Building & Deploying
JAPL comes with a straightforward toolchain for compiling, running, testing, and deploying programs. The compiler is built in Rust and produces fast, static binaries.
Running a Program
The quickest way to run a JAPL file is with cargo run from the compiler directory:
cd compiler
cargo run -- run path/to/program.japl
This compiles and executes the program in one step. The entry point is the main function.
Building the Compiler
Build the JAPL compiler from source:
cd compiler
cargo build --release
This produces the japl binary in target/release/. Once built, you can use it directly:
./target/release/japl run program.japl
Running Tests
Run the compiler’s test suite with:
cd compiler
cargo test
This executes tests across all compiler crates — lexer, parser, type checker, code generation, and runtime.
Project Structure
A JAPL project follows this layout:
my_project/
src/
main.japl -- entry point
lib.japl -- library code
test/
test_main.japl -- tests
japl.toml -- project configuration
The Compiler Pipeline
The JAPL compiler is organized as a Rust workspace with modular crates, each handling one stage of compilation:
| Stage | Crate | Role |
|---|---|---|
| Lexing | japl-lexer | Tokenizes source into a token stream |
| Parsing | japl-parser | Builds an abstract syntax tree |
| Type checking | japl-checker | Type inference, unification, effect tracking |
| Lowering | japl-ir | Converts AST to intermediate representation |
| Code generation | japl-codegen | Generates output code |
| Runtime | japl-runtime | Process scheduler, mailboxes, supervision |
| Standard library | japl-stdlib | Built-in functions and types |
WASM Target
JAPL can compile to WebAssembly, enabling programs to run in browsers and edge runtimes:
cargo run -- build --target wasm program.japl
The WASM backend generates WAT (WebAssembly Text Format) that can be compiled to a .wasm binary.
Standard Library
JAPL ships with a standard library providing core types and functions:
- Option:
Some(x)/Nonefor optional values - Result:
Ok(x)/Err(e)for error handling - Process:
spawn,send,receivefor concurrency - List: Common list operations
- String: String manipulation and formatting
Import standard library modules in your code:
-- Standard library types are available by default
let opt = Some(42)
let result = Ok("success")
Writing Tests
JAPL tests are regular functions that assert expected behavior:
fn test_addition() {
let result = add(2, 3)
assert(result == 5, "2 + 3 should equal 5")
}
fn test_division() {
match divide(10, 0) {
Err(e) => assert(e == "division by zero", "should report division by zero")

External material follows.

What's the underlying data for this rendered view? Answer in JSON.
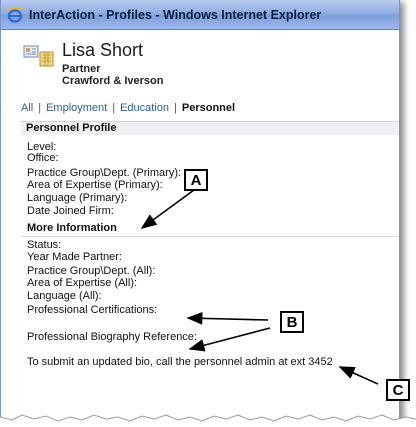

Ok(_) => assert(False, "should have failed")
}
}
Run them with the test command to get a report of passing and failing tests.
Deployment
JAPL compiles to static binaries with no runtime dependencies. Deploy by copying the binary to your target machine:
# Build a release binary
cd compiler
cargo build --release
# Copy to server
scp target/release/my_app user@server:/opt/my_app/
For distributed systems, each node runs its own JAPL binary. Nodes discover each other and form a cluster automatically when configured with the same cluster cookie.
What You Have Learned
This tour covered the core of JAPL:
- Values & Bindings — Immutable data and let bindings
- Types — Sum types, records, Option, Result
- Functions — Named functions, lambdas, closures, higher-order functions
- Pattern Matching — Exhaustive destructuring of data
- Error Handling — Errors as values with Result and Option
- Pipes & Composition — Data pipelines with
|>and>> - Effects — Tracking side effects in the type system
- Processes — Lightweight concurrent processes with message passing
- Supervision — Fault-tolerant process trees
- Building & Deploying — Compiling, testing, and shipping your code
You now have the foundation to build concurrent, fault-tolerant applications with JAPL.